Future of the Tennessee Walking Horse
Since 1970, there have been several controversies that have involved the Tennessee Walking Horse, but over rules of how to handle and show the horses instead of handling population concerns. Shoeing rules, soring concerns, and complying with the Horse Protection Act have created a patchwork system of rules that are overseen by several governing organizations.
Even though the Tennessee Walking Horse is an officially recognized breed, the United States Equestrian Foundation does not sanction or recognize any shows for this breed. Since 2013, USEF rules have banned all stacks and action devices.
Flat-shod Tennessee Walking Horses have two organizations supporting the breed, including one that is the official USEF affiliate.
Action devices are also supported by the Walking Horse Owners’ Association and an organization called SHOW. SHOW is an acronym that stands for “Sound horses, Honest judging, Objective inspections, and Winning fairly.” SHOW manages the Tennessee Walking Horse National Celebration, which has been held annually in Shelbyville, Tennessee, since 1939.

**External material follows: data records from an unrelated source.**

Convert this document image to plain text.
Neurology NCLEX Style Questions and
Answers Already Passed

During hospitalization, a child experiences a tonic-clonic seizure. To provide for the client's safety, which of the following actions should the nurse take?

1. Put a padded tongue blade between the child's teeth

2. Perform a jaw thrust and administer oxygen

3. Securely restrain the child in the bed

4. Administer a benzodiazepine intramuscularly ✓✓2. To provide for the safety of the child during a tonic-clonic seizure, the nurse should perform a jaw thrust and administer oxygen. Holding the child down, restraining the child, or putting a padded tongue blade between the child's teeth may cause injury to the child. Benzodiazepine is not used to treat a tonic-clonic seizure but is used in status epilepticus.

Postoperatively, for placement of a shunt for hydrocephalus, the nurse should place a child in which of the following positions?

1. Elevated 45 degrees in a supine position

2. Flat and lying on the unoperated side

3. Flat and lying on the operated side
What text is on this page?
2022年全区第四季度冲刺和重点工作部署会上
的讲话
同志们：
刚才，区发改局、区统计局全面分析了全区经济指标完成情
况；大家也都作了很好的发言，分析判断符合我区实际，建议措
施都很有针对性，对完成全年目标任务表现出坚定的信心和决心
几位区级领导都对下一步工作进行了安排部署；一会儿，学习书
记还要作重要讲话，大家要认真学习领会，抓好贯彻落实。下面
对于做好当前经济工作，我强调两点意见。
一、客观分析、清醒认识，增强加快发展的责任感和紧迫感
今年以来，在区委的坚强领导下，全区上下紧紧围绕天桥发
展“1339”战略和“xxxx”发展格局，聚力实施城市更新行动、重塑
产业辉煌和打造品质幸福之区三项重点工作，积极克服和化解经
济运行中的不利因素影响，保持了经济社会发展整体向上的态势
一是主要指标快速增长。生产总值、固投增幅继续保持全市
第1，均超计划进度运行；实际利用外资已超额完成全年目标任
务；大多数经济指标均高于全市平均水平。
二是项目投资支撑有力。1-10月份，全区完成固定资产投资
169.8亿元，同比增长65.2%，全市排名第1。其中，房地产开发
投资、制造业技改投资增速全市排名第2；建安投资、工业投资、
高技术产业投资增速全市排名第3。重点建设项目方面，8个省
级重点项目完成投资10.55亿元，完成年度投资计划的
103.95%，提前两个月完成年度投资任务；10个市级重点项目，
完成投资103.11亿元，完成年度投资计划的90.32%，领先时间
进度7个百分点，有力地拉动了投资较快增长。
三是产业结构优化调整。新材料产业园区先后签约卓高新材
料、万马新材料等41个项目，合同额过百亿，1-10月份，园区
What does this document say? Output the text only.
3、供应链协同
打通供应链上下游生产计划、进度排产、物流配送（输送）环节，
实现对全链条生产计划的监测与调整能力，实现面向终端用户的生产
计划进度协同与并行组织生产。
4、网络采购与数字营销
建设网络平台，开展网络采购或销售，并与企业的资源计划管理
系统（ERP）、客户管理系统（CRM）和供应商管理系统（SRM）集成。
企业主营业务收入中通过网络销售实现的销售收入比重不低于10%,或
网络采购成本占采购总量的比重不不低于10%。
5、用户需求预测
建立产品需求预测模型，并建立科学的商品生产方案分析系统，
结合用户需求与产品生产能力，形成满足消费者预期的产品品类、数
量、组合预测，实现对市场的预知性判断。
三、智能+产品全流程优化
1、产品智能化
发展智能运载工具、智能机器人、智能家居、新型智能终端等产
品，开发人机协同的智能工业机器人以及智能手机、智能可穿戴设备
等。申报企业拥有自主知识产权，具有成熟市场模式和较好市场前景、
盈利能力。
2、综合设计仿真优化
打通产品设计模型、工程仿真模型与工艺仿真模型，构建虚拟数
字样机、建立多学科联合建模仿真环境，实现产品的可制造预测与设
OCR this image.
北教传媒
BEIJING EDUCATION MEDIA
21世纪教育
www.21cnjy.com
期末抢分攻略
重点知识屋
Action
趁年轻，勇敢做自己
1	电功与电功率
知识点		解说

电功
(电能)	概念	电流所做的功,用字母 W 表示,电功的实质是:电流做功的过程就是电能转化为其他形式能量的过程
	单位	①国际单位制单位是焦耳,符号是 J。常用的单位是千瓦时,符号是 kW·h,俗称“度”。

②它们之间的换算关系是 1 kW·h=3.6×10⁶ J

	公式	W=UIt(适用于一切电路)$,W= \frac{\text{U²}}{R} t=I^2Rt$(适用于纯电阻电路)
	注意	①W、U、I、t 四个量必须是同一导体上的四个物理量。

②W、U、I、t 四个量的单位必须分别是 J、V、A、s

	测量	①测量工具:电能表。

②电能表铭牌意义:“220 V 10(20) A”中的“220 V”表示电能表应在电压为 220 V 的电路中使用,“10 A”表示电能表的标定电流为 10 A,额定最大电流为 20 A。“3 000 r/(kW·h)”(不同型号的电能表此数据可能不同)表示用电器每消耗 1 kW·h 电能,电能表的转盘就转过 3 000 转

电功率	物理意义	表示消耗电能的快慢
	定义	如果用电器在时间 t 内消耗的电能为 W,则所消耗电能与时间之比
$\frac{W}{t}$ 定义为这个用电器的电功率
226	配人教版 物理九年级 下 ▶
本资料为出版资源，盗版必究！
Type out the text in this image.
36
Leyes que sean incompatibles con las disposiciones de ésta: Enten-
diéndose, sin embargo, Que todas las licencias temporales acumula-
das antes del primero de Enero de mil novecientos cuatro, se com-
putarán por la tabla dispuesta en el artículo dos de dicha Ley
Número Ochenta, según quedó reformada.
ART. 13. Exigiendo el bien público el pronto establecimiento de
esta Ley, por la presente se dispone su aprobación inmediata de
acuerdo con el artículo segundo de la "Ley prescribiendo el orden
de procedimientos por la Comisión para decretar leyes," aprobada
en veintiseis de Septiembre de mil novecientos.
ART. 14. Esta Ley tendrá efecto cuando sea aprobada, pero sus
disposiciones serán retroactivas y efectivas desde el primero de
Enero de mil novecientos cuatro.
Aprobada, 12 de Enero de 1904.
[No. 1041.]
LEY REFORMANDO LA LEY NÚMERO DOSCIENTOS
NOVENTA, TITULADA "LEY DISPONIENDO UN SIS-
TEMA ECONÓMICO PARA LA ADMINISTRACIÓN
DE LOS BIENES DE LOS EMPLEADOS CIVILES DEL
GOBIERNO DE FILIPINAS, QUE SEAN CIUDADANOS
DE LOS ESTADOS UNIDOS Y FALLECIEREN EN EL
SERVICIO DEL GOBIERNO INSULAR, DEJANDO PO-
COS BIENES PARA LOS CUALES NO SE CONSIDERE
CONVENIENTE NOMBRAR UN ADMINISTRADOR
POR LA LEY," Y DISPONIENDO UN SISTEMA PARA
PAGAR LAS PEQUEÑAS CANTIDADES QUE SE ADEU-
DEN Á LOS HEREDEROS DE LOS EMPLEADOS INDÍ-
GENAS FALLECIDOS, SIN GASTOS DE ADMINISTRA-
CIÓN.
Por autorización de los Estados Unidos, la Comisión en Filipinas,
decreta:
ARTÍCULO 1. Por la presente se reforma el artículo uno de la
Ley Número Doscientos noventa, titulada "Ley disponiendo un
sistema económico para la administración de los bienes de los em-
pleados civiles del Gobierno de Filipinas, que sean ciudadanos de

Both sides that support each sub-type feel that there could be potential violations by the other regarding their conduct with the horses. The Celebration has become a hotbed for confrontation regarding this separation of perspective, especially since Horse Protection Act violations have been noted by some observers in recent years.
The popularity of the Tennessee Walking Horse is without question. Shows are routinely held for western pleasure and English riding classes. Fine harness driving classes include this breed as well.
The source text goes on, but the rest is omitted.